Sorge und Fürsorge: Neue Aufgabe für alten Träger

Die Innere Mission engagiert sich verstärkt für Flüchtlinge – und beobachtet wachsenden Sozialneid bei ihrer bisherigen Klientel.

Das Zeltlager in der Überseestadt wird von der Inneren Mission betrieben Foto: Innere Mission

„Ja, warum bleiben die denn nicht in Österreich?! Warum wollen die alle nach Deutschland?!“ Die blonde Frau im Rollstuhl, die sehr oft vor der Sparkassen-Filiale im Steintor sitzt, ist seit einiger Zeit außergewöhnlich aktiv. Lautstark macht sie die Umstehenden darauf aufmerksam, was ihrer Meinung nach in der Sozialpolitik schief läuft: Dass „die“ alles hinterher geworfen kriegen. „Die“ sind die Flüchtlinge. „Aber wenn ich was will“, bekräftigt sie, „gibt‘s gar nichts!“

Solche Szenen sind nicht selten. Die Innere Mission, seit ihrer Gründung vor 165 Jahren unter vielem anderem in der Obdachlosen-Arbeit aktiv, beobachtet einen starken Sozialneid ihrer bisherigen Klientel auf die Neuankömmlinge. „Dort wächst deutlich die negative Einstellung zu Flüchtlingen“, sagt Missions-Mitarbeiter Markus Großkopf: „In diesem Thema steckt ganz viel Musik“. Großkopfs Kollegin Petra Wulf-Langer bestätigt das: In der Kleiderkammer der Inneren Mission in der Blumenthalstrasse hinter dem Bahnhof seien die Obdachlosen zeitweise weitgehend „verdrängt“ worden, 80 Prozent der aktuellen NutzerInnen seien Flüchtlinge.

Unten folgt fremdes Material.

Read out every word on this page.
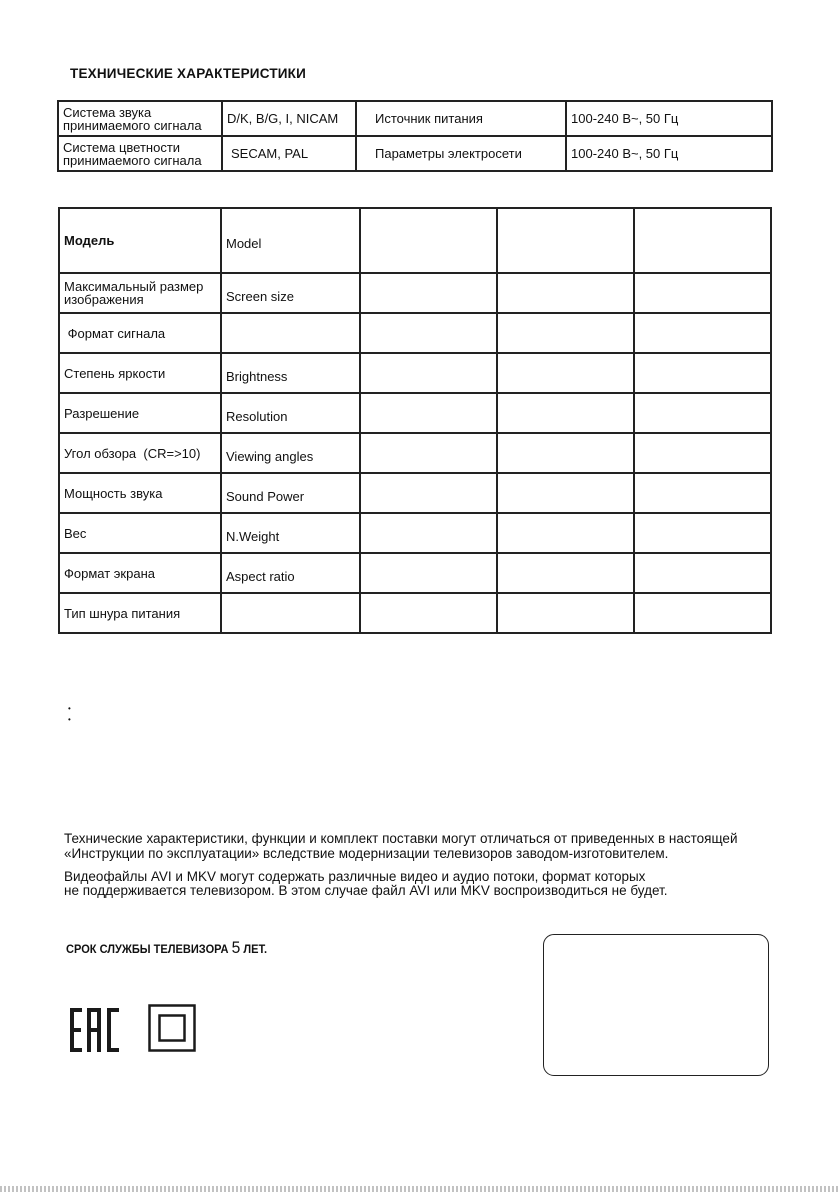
ТЕХНИЧЕСКИЕ ХАРАКТЕРИСТИКИ
Система звука
принимаемого сигнала	D/K, B/G, I, NICAM	Источник питания	100-240 В~, 50 Гц
Система цветности
принимаемого сигнала	SECAM, PAL	Параметры электросети	100-240 В~, 50 Гц
Модель	Model			
Максимальный размер
изображения	Screen size			
Формат сигнала				
Степень яркости	Brightness			
Разрешение	Resolution			
Угол обзора  (CR=>10)	Viewing angles			
Мощность звука	Sound Power			
Вес	N.Weight			
Формат экрана	Aspect ratio			
Тип шнура питания				
•
•
Технические характеристики, функции и комплект поставки могут отличаться от приведенных в настоящей
«Инструкции по эксплуатации» вследствие модернизации телевизоров заводом-изготовителем.
Видеофайлы AVI и MKV могут содержать различные видео и аудио потоки, формат которых
не поддерживается телевизором. В этом случае файл AVI или MKV воспроизводиться не будет.
СРОК СЛУЖБЫ ТЕЛЕВИЗОРА 5 ЛЕТ.
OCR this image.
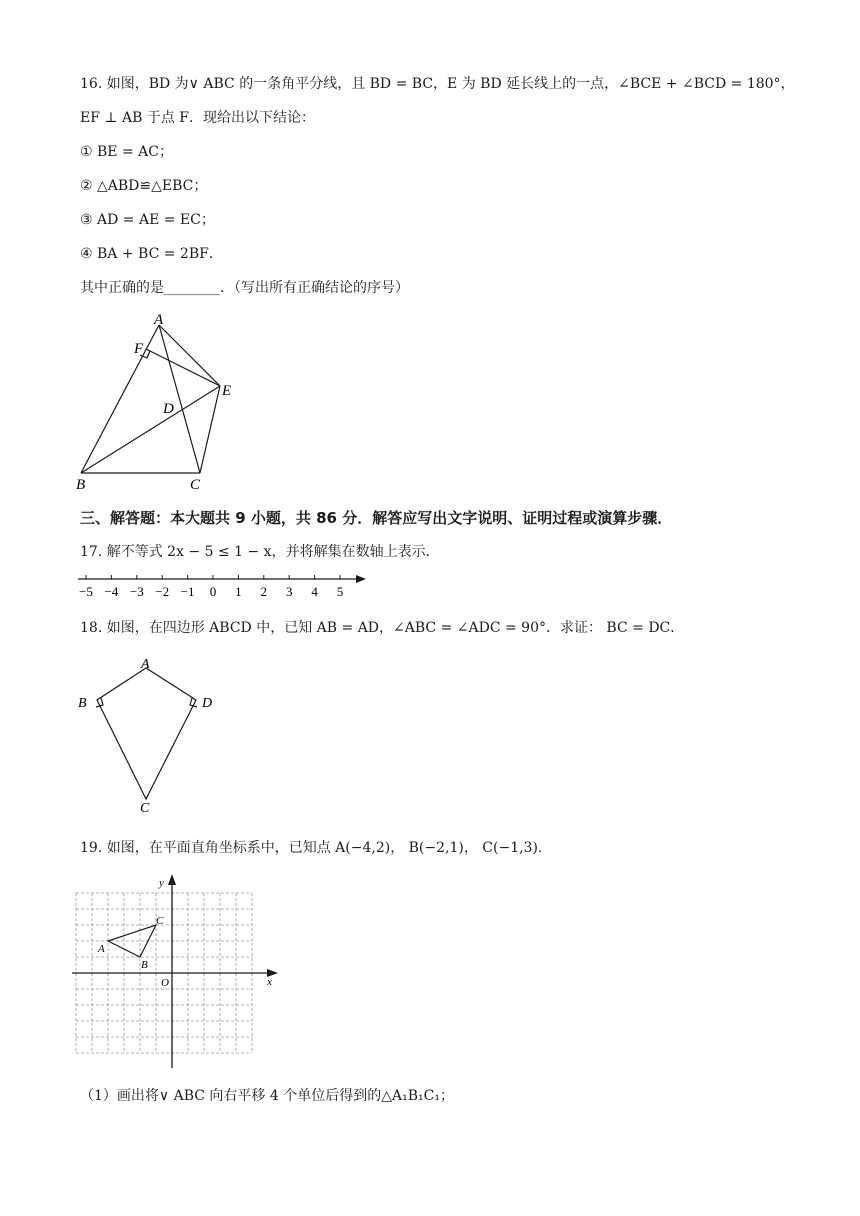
16. 如图，BD 为∨ ABC 的一条角平分线，且 BD = BC，E 为 BD 延长线上的一点，∠BCE + ∠BCD = 180°，
EF ⊥ AB 于点 F．现给出以下结论：
① BE = AC；
② △ABD≌△EBC；
③ AD = AE = EC；
④ BA + BC = 2BF．
其中正确的是________．（写出所有正确结论的序号）
A
F
D
E
B	C
三、解答题：本大题共 9 小题，共 86 分．解答应写出文字说明、证明过程或演算步骤．
17. 解不等式 2x − 5 ≤ 1 − x，并将解集在数轴上表示．
−5 −4 −3 −2 −1 0 1 2 3 4 5
18. 如图，在四边形 ABCD 中，已知 AB = AD，∠ABC = ∠ADC = 90°．求证： BC = DC．
A
B
C
D
19. 如图，在平面直角坐标系中，已知点 A(−4,2)， B(−2,1)， C(−1,3)．
x
y
O
A
B
C
（1）画出将∨ ABC 向右平移 4 个单位后得到的△A₁B₁C₁；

Durch die stark gestiegenen Wartezeiten im engen Flur des Hauses würde das bisherige Klientel abgeschreckt. Bis zu 70 Menschen warteten gleichzeitig darauf, sich Kleidungsstücke auszusuchen, teilweise schon deutlich vor Beginn der Öffnungszeiten. „Das tun die mit beeindruckender Geduld“, betont Wulf-Langer.

50 Freiwillige helfen in der Kleiderkammer beim Sortieren und Ausgeben der in großer Menge gespendeten Textilien: Es gibt Wochen, in denen eine Gesamtmenge von 2.000 Kleidersäcken gespendet wird – dennoch herrscht nach wie vor großer Mangel an kleinen Männergrößen. Manche der Spender sehen die Situation vor Ort und bleiben gleich da, um zu helfen. Andere möchten bestimmen, berichtet Wulf-Langer, „dass ihre Sachen aber unbedingt Flüchtlingen zu Gute kommen sollen. Das geht natürlich nicht.“ Um die Kleiderkammer auch Samstags zu öffnen, nicht zuletzt zur Annahme von Spenden, gebe es allerdings noch immer nicht genügend HelferInnen.

Um ihr verstärktes Engagement für Flüchtlinge zu organisieren, betreibt die Innere Mission Projekte in gemeinsamer Trägerschaft mit staatlichen Stellen wie dem Gesundheitsamt. Mitunter ist das eine paradoxe Konstellation: Regelmäßig rät die Innere Mission in ihrer Papierlosen-Sprechstunde jugendlichen Flüchtlingen, der Alterseinstufung als Erwachsene zu widersprechen – an denen wiederum das Gesundheitsamt mitwirkt.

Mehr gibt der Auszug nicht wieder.